Journaliste :M. Lucien Mukenge, bienvenu au Centre Culturel et Artistique pour les Pays d’Afrique Centrale - Grand Tambour. Pour ouvrir cet échange, pourriez-vous vous présenter à notre public et rappeler les grandes étapes de votre parcours ?

Lucien Mukenge : Merci beaucoup. Je suis Lucien MUKENGE GOIE MUSESE, Belge d’origine congolaise, âgé de 48 ans. Je suis licencié en fiscalité et exerce comme coordinateur financier à Bruxelles. En parallèle, je suis l’auteur du roman La tribu des Songye, une œuvre née d’un devoir de mémoire et de transmission.

Journaliste : Votre parcours littéraire est intimement lié à votre identité. Quelles expériences ont façonné votre plume et nourri votre démarche d’écriture ?

Lucien Mukenge : Tout a commencé en 2007, lors d’un retour au Congo après 25 ans d’absence. Avec mon frère, nous sommes venus à Kinshasa pour poser la pierre tombale de notre mère. Ce moment de deuil, empreint d’émotion, a été une révélation. J’ai entendu parler pour la première fois du peuple Songye et j’ai pris conscience de mes racines. De retour en Belgique, j’ai entrepris des recherches et, au fil des années, mes enfants m’ont interrogé sur leurs origines. J’ai compris que si je ne consignais pas cette mémoire, elle risquait de disparaître. Ce roman est donc né d’un devoir de transmission, pour mes enfants et pour tous ceux qui portent en eux une histoire invisibilisée.

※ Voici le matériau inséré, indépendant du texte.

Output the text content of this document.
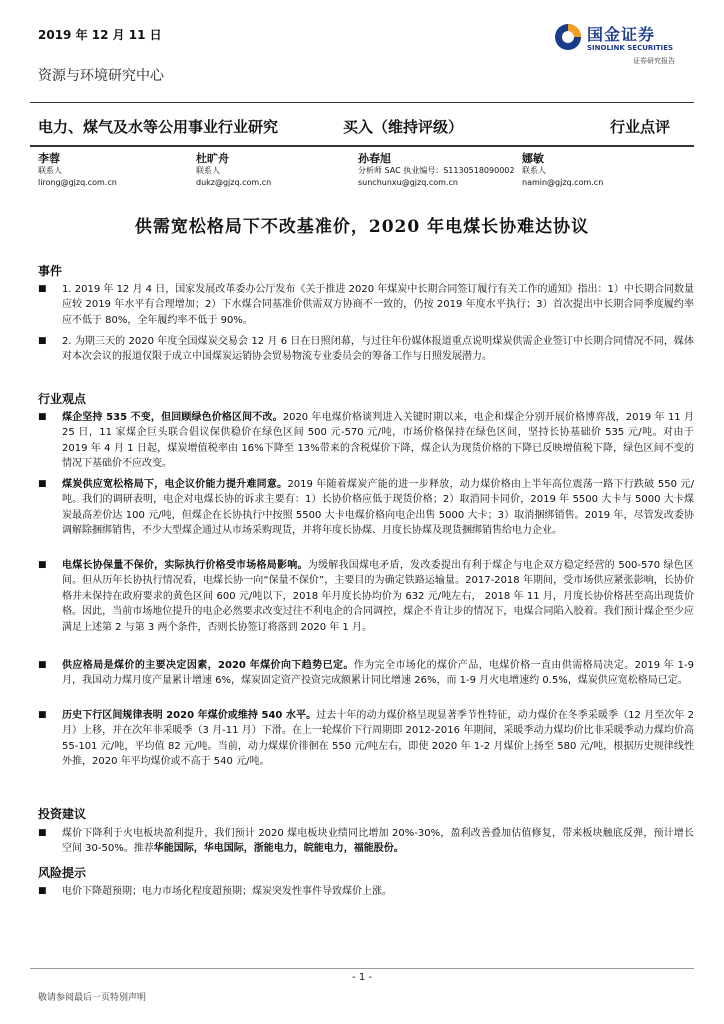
2019 年 12 月 11 日	国金证券
SINOLINK SECURITIES
证券研究报告
资源与环境研究中心
电力、煤气及水等公用事业行业研究	买入（维持评级）	行业点评
李蓉
联系人
lirong@gjzq.com.cn
杜旷舟
联系人
dukz@gjzq.com.cn
孙春旭
分析师 SAC 执业编号：S1130518090002
sunchunxu@gjzq.com.cn
娜敏
联系人
namin@gjzq.com.cn
供需宽松格局下不改基准价，2020 年电煤长协难达协议
事件
■ 1. 2019 年 12 月 4 日，国家发展改革委办公厅发布《关于推进 2020 年煤炭中长期合同签订履行有关工作的通知》指出：1）中长期合同数量应较 2019 年水平有合理增加；2）下水煤合同基准价供需双方协商不一致的，仍按 2019 年度水平执行；3）首次提出中长期合同季度履约率应不低于 80%，全年履约率不低于 90%。
■ 2. 为期三天的 2020 年度全国煤炭交易会 12 月 6 日在日照闭幕，与过往年份媒体报道重点说明煤炭供需企业签订中长期合同情况不同，媒体对本次会议的报道仅限于成立中国煤炭运销协会贸易物流专业委员会的筹备工作与日照发展潜力。
行业观点
■ 煤企坚持 535 不变，但回顾绿色价格区间不改。2020 年电煤价格谈判进入关键时期以来，电企和煤企分别开展价格博弈战，2019 年 11 月 25 日，11 家煤企巨头联合倡议保供稳价在绿色区间 500 元-570 元/吨，市场价格保持在绿色区间，坚持长协基础价 535 元/吨。对由于 2019 年 4 月 1 日起，煤炭增值税率由 16%下降至 13%带来的含税煤价下降，煤企认为现货价格的下降已反映增值税下降，绿色区间不变的情况下基础价不应改变。
■ 煤炭供应宽松格局下，电企议价能力提升难同意。2019 年随着煤炭产能的进一步释放，动力煤价格由上半年高位震荡一路下行跌破 550 元/吨。我们的调研表明，电企对电煤长协的诉求主要有：1）长协价格应低于现货价格；2）取消同卡同价，2019 年 5500 大卡与 5000 大卡煤炭最高差价达 100 元/吨，但煤企在长协执行中按照 5500 大卡电煤价格向电企出售 5000 大卡；3）取消捆绑销售。2019 年，尽管发改委协调解除捆绑销售，不少大型煤企通过从市场采购现货，并将年度长协煤、月度长协煤及现货捆绑销售给电力企业。
■ 电煤长协保量不保价，实际执行价格受市场格局影响。为缓解我国煤电矛盾，发改委提出有利于煤企与电企双方稳定经营的 500-570 绿色区间。但从历年长协执行情况看，电煤长协一向“保量不保价”，主要目的为确定铁路运输量。2017-2018 年期间，受市场供应紧张影响，长协价格并未保持在政府要求的黄色区间 600 元/吨以下，2018 年月度长协均价为 632 元/吨左右， 2018 年 11 月，月度长协价格甚至高出现货价格。因此，当前市场地位提升的电企必然要求改变过往不利电企的合同调控，煤企不肯让步的情况下，电煤合同陷入胶着。我们预计煤企至少应满足上述第 2 与第 3 两个条件，否则长协签订将落到 2020 年 1 月。
■ 供应格局是煤价的主要决定因素，2020 年煤价向下趋势已定。作为完全市场化的煤价产品，电煤价格一直由供需格局决定。2019 年 1-9 月，我国动力煤月度产量累计增速 6%，煤炭固定资产投资完成额累计同比增速 26%，而 1-9 月火电增速约 0.5%，煤炭供应宽松格局已定。
■ 历史下行区间规律表明 2020 年煤价或维持 540 水平。过去十年的动力煤价格呈现显著季节性特征，动力煤价在冬季采暖季（12 月至次年 2 月）上移，并在次年非采暖季（3 月-11 月）下滑。在上一轮煤价下行周期即 2012-2016 年期间，采暖季动力煤均价比非采暖季动力煤均价高 55-101 元/吨，平均值 82 元/吨。当前，动力煤煤价徘徊在 550 元/吨左右，即使 2020 年 1-2 月煤价上扬至 580 元/吨，根据历史规律线性外推，2020 年平均煤价或不高于 540 元/吨。
投资建议
■ 煤价下降利于火电板块盈利提升，我们预计 2020 煤电板块业绩同比增加 20%-30%，盈利改善叠加估值修复，带来板块触底反弹，预计增长空间 30-50%。推荐华能国际，华电国际，浙能电力，皖能电力，福能股份。
风险提示
■ 电价下降超预期；电力市场化程度超预期；煤炭突发性事件导致煤价上涨。
- 1 -
敬请参阅最后一页特别声明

Journaliste : La tribu des Songye est votre premier roman. Envisagez-vous d’autres ouvrages ?

Lucien Mukenge : Oui, c’est un premier tome. Je réfléchis à la possibilité d’écrire une suite, mais pour l’instant, il s’agit avant tout d’un projet de transmission.

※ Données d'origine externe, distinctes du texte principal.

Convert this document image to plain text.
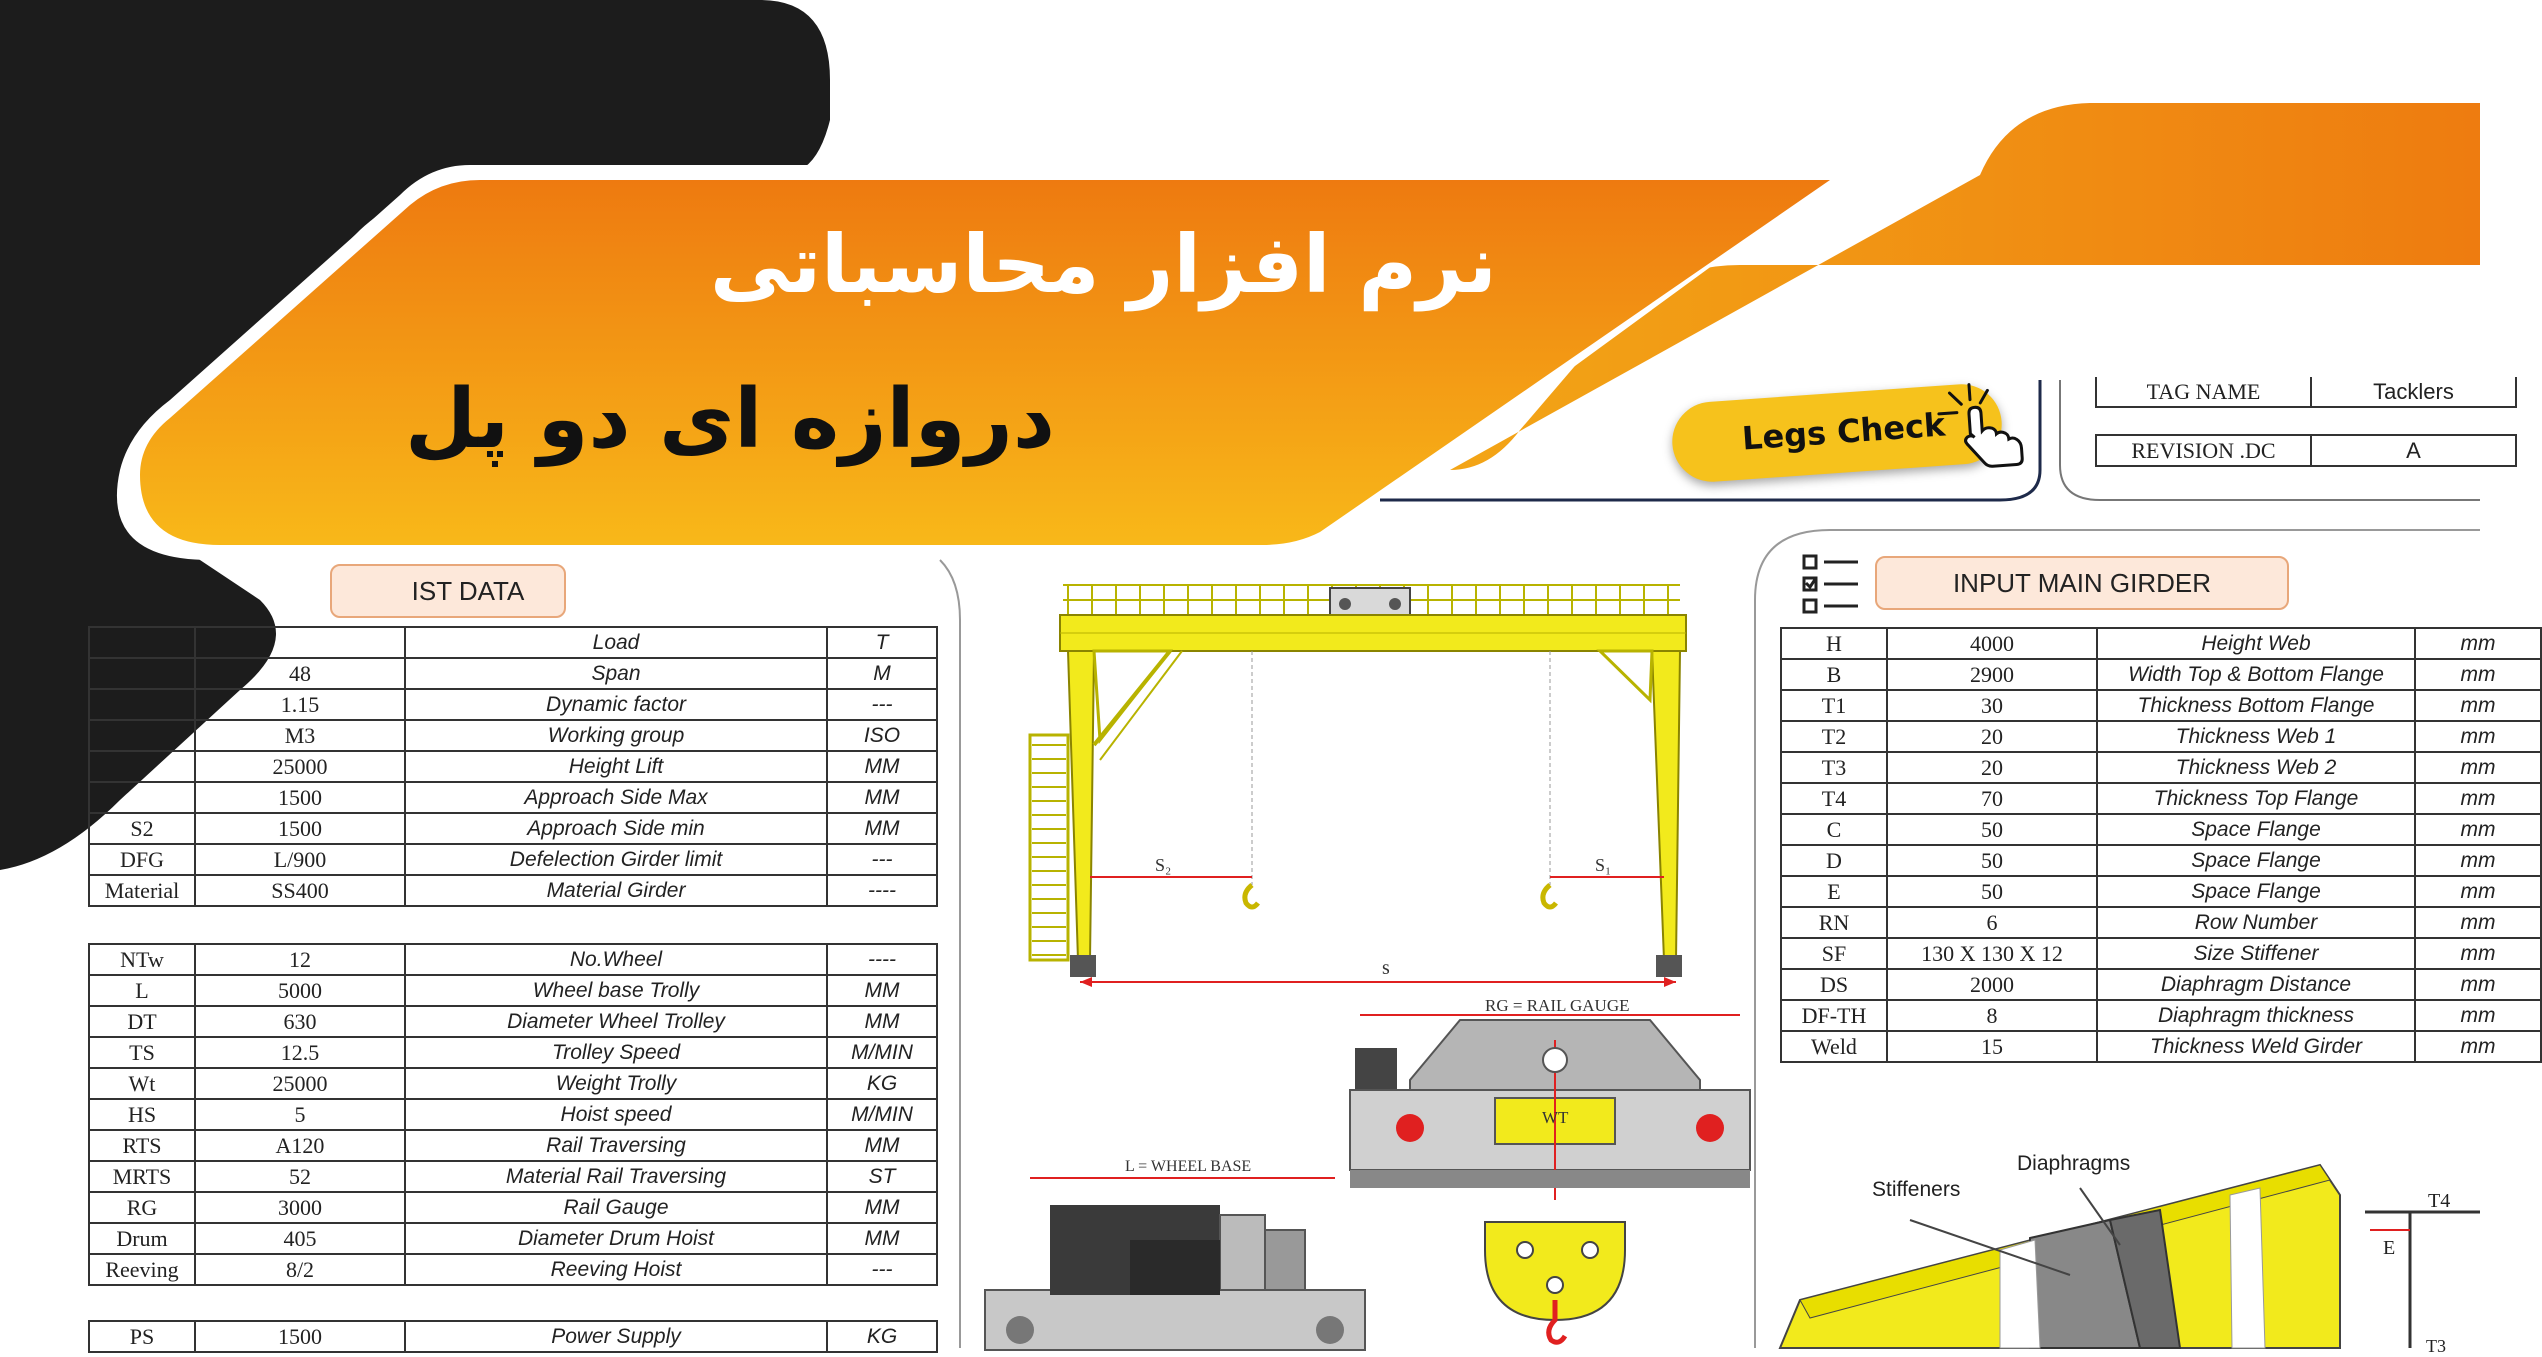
نرم افزار محاسباتی
دروازه ای دو پل	Legs Check
TAG NAME	Tacklers

REVISION .DC	A
IST DATA
		Load	T
	48	Span	M
	1.15	Dynamic factor	---
	M3	Working group	ISO
	25000	Height Lift	MM
	1500	Approach Side Max	MM
S2	1500	Approach Side min	MM
DFG	L/900	Defelection Girder limit	---
Material	SS400	Material Girder	----
NTw	12	No.Wheel	----
L	5000	Wheel base Trolly	MM
DT	630	Diameter Wheel Trolley	MM
TS	12.5	Trolley Speed	M/MIN
Wt	25000	Weight Trolly	KG
HS	5	Hoist speed	M/MIN
RTS	A120	Rail Traversing	MM
MRTS	52	Material Rail Traversing	ST
RG	3000	Rail Gauge	MM
Drum	405	Diameter Drum Hoist	MM
Reeving	8/2	Reeving Hoist	---
PS	1500	Power Supply	KG
INPUT MAIN GIRDER
H	4000	Height Web	mm
B	2900	Width Top & Bottom Flange	mm
T1	30	Thickness Bottom Flange	mm
T2	20	Thickness Web 1	mm
T3	20	Thickness Web 2	mm
T4	70	Thickness Top Flange	mm
C	50	Space Flange	mm
D	50	Space Flange	mm
E	50	Space Flange	mm
RN	6	Row Number	mm
SF	130 X 130 X 12	Size Stiffener	mm
DS	2000	Diaphragm Distance	mm
DF-TH	8	Diaphragm thickness	mm
Weld	15	Thickness Weld Girder	mm
S₂	S₁
s
RG = RAIL GAUGE
WT
L = WHEEL BASE
Stiffeners
Diaphragms
T4
E
T3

Journaliste : Être reçu au CCAPAC - Grand Tambour représente-t-il une étape particulière dans votre parcours ?

Lucien Mukenge : Absolument. C’est un honneur d’être accueilli dans ce haut lieu de la culture. Présenter mon roman ici, c’est comme un atterrissage : je passe le relais au Grand Tambour pour qu’il diffuse cette œuvre auprès des lecteurs et valorise l’authenticité des créations congolaises.

Journaliste : Quels sont vos projets littéraires à venir et quel conseil donneriez-vous aux jeunes aspirants écrivains ?

Lucien Mukenge : Je ne me considère pas comme un écrivain, mais comme un auteur. Mon métier reste la fiscalité. Ce roman est une fresque historique et romanesque inspirée de faits réels, écrite pour transmettre. Je n’ai pas de conseils techniques à donner, mais j’encourage chacun à écrire pour préserver ce qui lui semble essentiel, surtout en matière d’identité et de mémoire.

Journaliste : Pourquoi avoir choisi de mettre en avant les Songye ?

Lucien Mukenge : Parce que je suis moi-même Songye. Ce n’est pas un choix littéraire, mais une évidence identitaire. J’invite chaque personne, quelle que soit son ethnie, à faire de même : à chanter, à créer, à inventer pour réaffirmer son identité.

Journaliste : Merci beaucoup, M. Lucien, pour cet échange inspirant.

Lucien Mukenge : Merci à vous, et merci au Centre Culturel - Grand Tambour pour cette belle opportunité.